We talked about this and that over our meals. Waiting on aperitifs, Betty asked me, "I have to ask. Are you comfortable right now?"
I thought about the question briefly and replied, "Well.... My boxers are riding up on me a little, but beyond that...."
"No, I mean, you're the only man in a group of eleven people, and the only straight man at that."
I snorted and said, "You know what, ma'am? I've been having dinner and conversation with ten intelligent people. What the hell would I have to complain about? Trust me on this, or ask Bekka. If someone had said something I felt was idiotic, I'd have said something. I can pretty much guarantee if I'd met Norma in 1972, our conversation would not have gone smoothly. I don't claim to be the world's most sensitive guy, all I ask is people back up their statements with reason. In 1972, I'd have probably told Norma that if a radical feminist wanted to impress me, they can write their name in the sand, if you catch my drift." There was a burst of laughter.
"Beyond that, hey, we're not 'men' and 'women.' We're people, we were all graced with the same grey matter. It's how a lot of people use that grey matter that bugs me. There's a lot of fuckin' idiots in the world, who wrap themselves in their bigotry --- sexism, racism, homophobia, whatever --- like it's a down comforter. And the hardest thing in the world is getting people to get rid of their comforters. If they do, they're not comfortable any more, they'll have to learn new things, and they might be made to feel uncomfortable.
"What I know is I'm sitting at a table with ten people who are intelligent enough to actively use their brains, and also brave enough to admit when they were wrong about something. That takes courage. Too many people burrow deeper, rather than admit they made a mistake."

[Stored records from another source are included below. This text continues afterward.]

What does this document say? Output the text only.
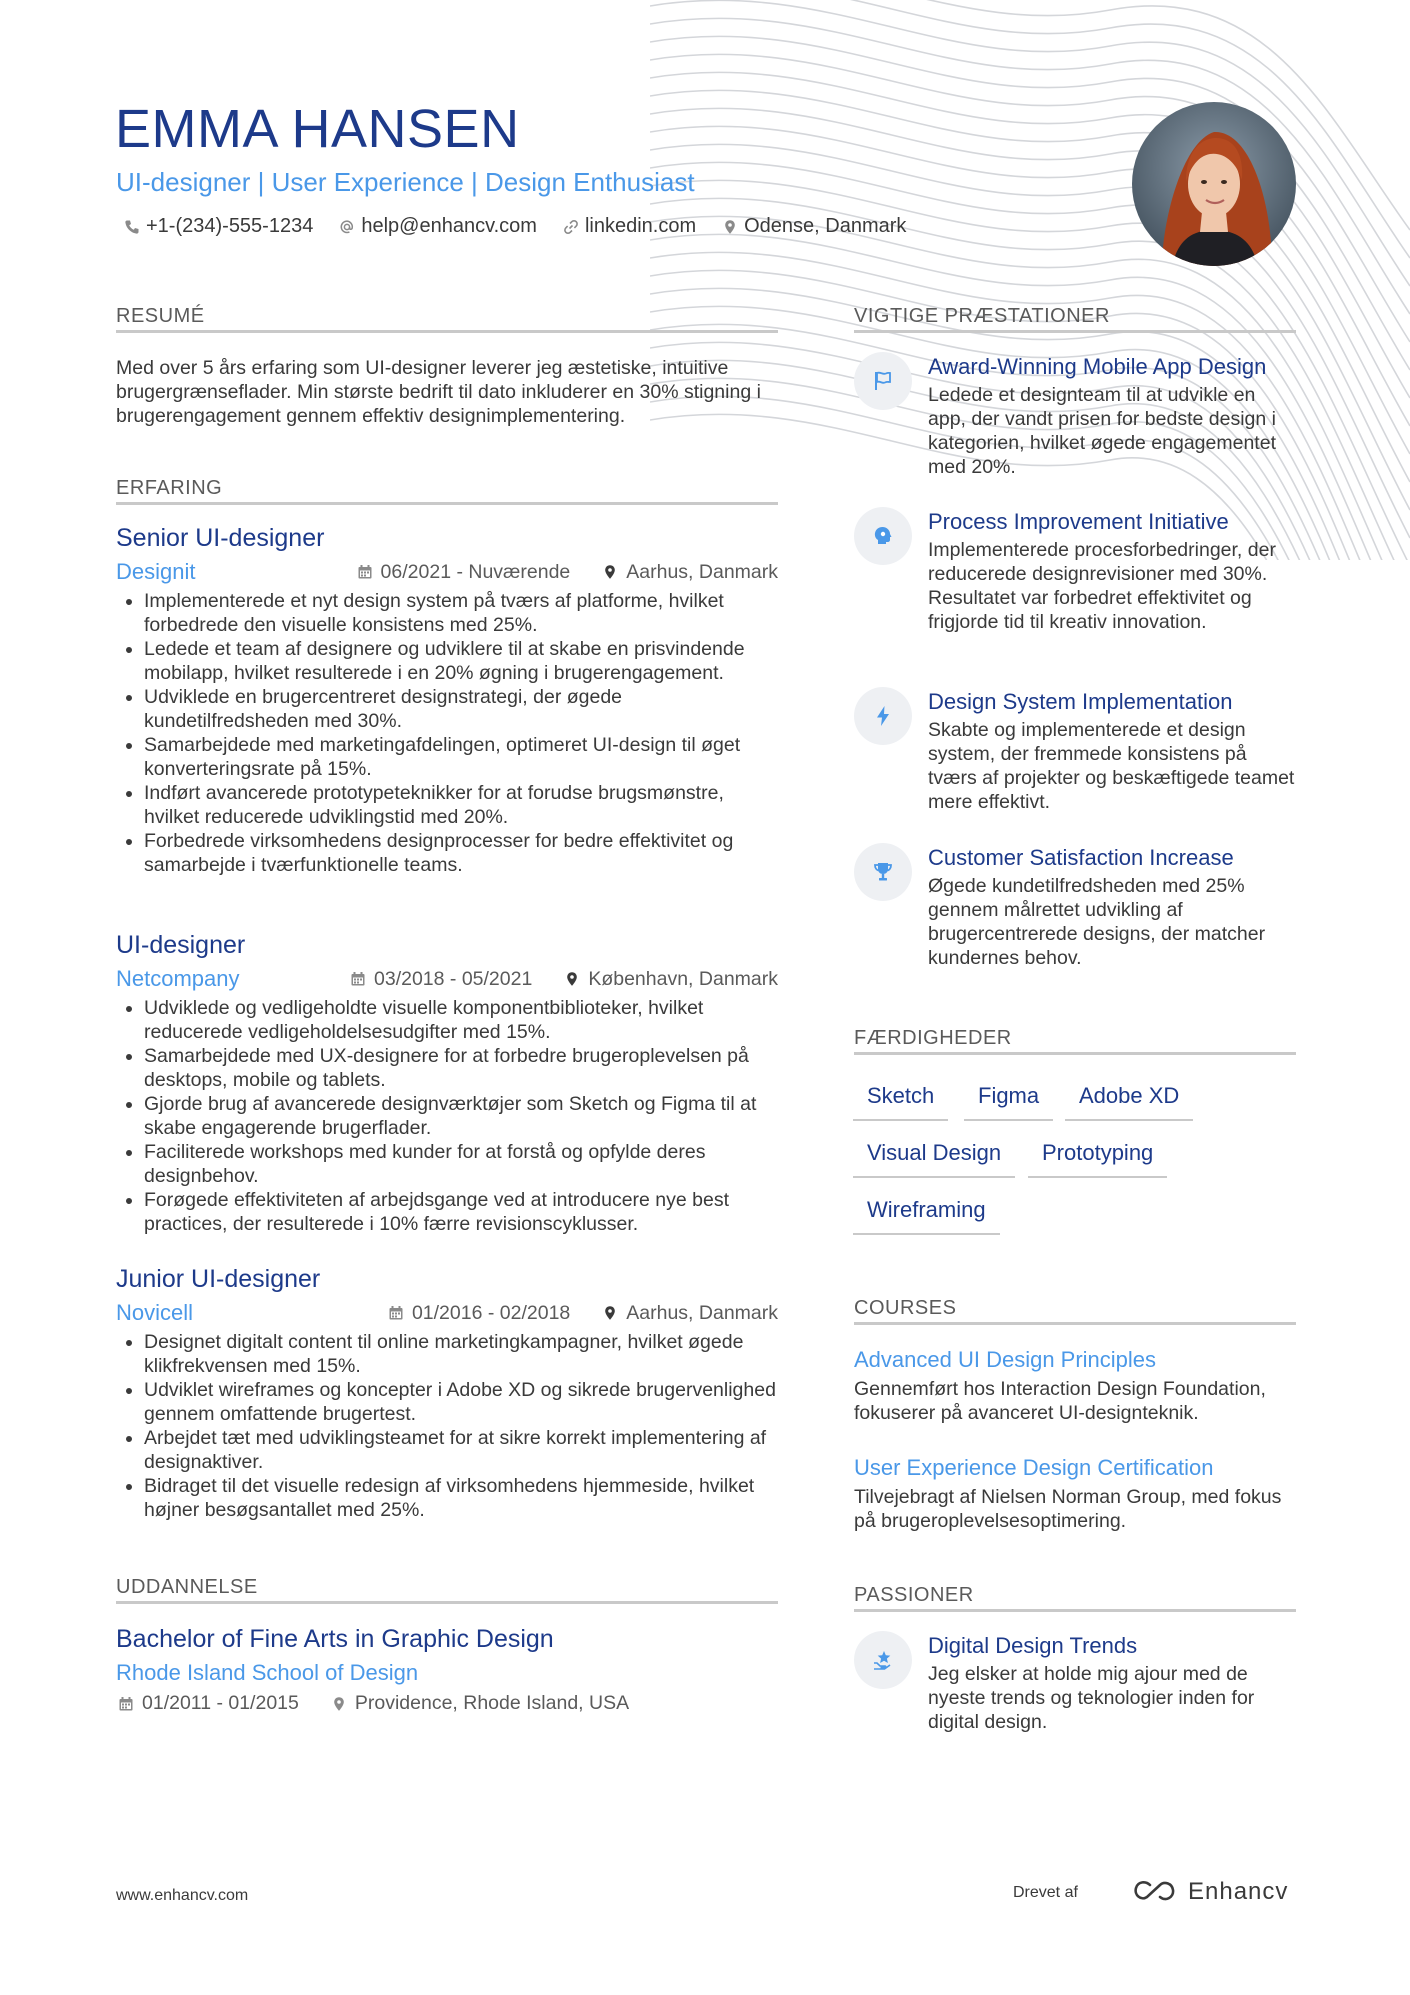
EMMA HANSEN
UI-designer | User Experience | Design Enthusiast
+1-(234)-555-1234 help@enhancv.com linkedin.com Odense, Danmark
RESUMÉ
Med over 5 års erfaring som UI-designer leverer jeg æstetiske, intuitive brugergrænseflader. Min største bedrift til dato inkluderer en 30% stigning i brugerengagement gennem effektiv designimplementering.
ERFARING
Senior UI-designer
Designit	06/2021 - Nuværende	Aarhus, Danmark
• Implementerede et nyt design system på tværs af platforme, hvilket forbedrede den visuelle konsistens med 25%.
• Ledede et team af designere og udviklere til at skabe en prisvindende mobilapp, hvilket resulterede i en 20% øgning i brugerengagement.
• Udviklede en brugercentreret designstrategi, der øgede kundetilfredsheden med 30%.
• Samarbejdede med marketingafdelingen, optimeret UI-design til øget konverteringsrate på 15%.
• Indført avancerede prototypeteknikker for at forudse brugsmønstre, hvilket reducerede udviklingstid med 20%.
• Forbedrede virksomhedens designprocesser for bedre effektivitet og samarbejde i tværfunktionelle teams.
UI-designer
Netcompany	03/2018 - 05/2021	København, Danmark
• Udviklede og vedligeholdte visuelle komponentbiblioteker, hvilket reducerede vedligeholdelsesudgifter med 15%.
• Samarbejdede med UX-designere for at forbedre brugeroplevelsen på desktops, mobile og tablets.
• Gjorde brug af avancerede designværktøjer som Sketch og Figma til at skabe engagerende brugerflader.
• Faciliterede workshops med kunder for at forstå og opfylde deres designbehov.
• Forøgede effektiviteten af arbejdsgange ved at introducere nye best practices, der resulterede i 10% færre revisionscyklusser.
Junior UI-designer
Novicell	01/2016 - 02/2018	Aarhus, Danmark
• Designet digitalt content til online marketingkampagner, hvilket øgede klikfrekvensen med 15%.
• Udviklet wireframes og koncepter i Adobe XD og sikrede brugervenlighed gennem omfattende brugertest.
• Arbejdet tæt med udviklingsteamet for at sikre korrekt implementering af designaktiver.
• Bidraget til det visuelle redesign af virksomhedens hjemmeside, hvilket højner besøgsantallet med 25%.
UDDANNELSE
Bachelor of Fine Arts in Graphic Design
Rhode Island School of Design
01/2011 - 01/2015	Providence, Rhode Island, USA
VIGTIGE PRÆSTATIONER
Award-Winning Mobile App Design
Ledede et designteam til at udvikle en app, der vandt prisen for bedste design i kategorien, hvilket øgede engagementet med 20%.
Process Improvement Initiative
Implementerede procesforbedringer, der reducerede designrevisioner med 30%. Resultatet var forbedret effektivitet og frigjorde tid til kreativ innovation.
Design System Implementation
Skabte og implementerede et design system, der fremmede konsistens på tværs af projekter og beskæftigede teamet mere effektivt.
Customer Satisfaction Increase
Øgede kundetilfredsheden med 25% gennem målrettet udvikling af brugercentrerede designs, der matcher kundernes behov.
FÆRDIGHEDER
Sketch	Figma	Adobe XD
Visual Design	Prototyping
Wireframing
COURSES
Advanced UI Design Principles
Gennemført hos Interaction Design Foundation, fokuserer på avanceret UI-designteknik.
User Experience Design Certification
Tilvejebragt af Nielsen Norman Group, med fokus på brugeroplevelsesoptimering.
PASSIONER
Digital Design Trends
Jeg elsker at holde mig ajour med de nyeste trends og teknologier inden for digital design.
www.enhancv.com	Drevet af	Enhancv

"I almost never make mistakes," Glee said proudly.
There was a lot of snickering. Bekka commented, "Yes, fifteen year olds are almost never wrong about anything. Ask one, they'll tell you it's true. Fifteen year old girls should run the universe."
"You made a mistake two days ago," Feather (Glee's big sister) asserted.
"What?" questioned Glee.
"You were convinced --- absolutely convinced. --- that Brussels sprouts were just tiny cabbages. I had to get the produce manager at Safeway to point out your mistake."
There were too many good manners in play for everyone to start laughing out loud, it would have hurt Glee's feelings. However, there were a lot of red faces, inwardly-clenched lips, snorts, snickers, and tongues being bitten for a minute.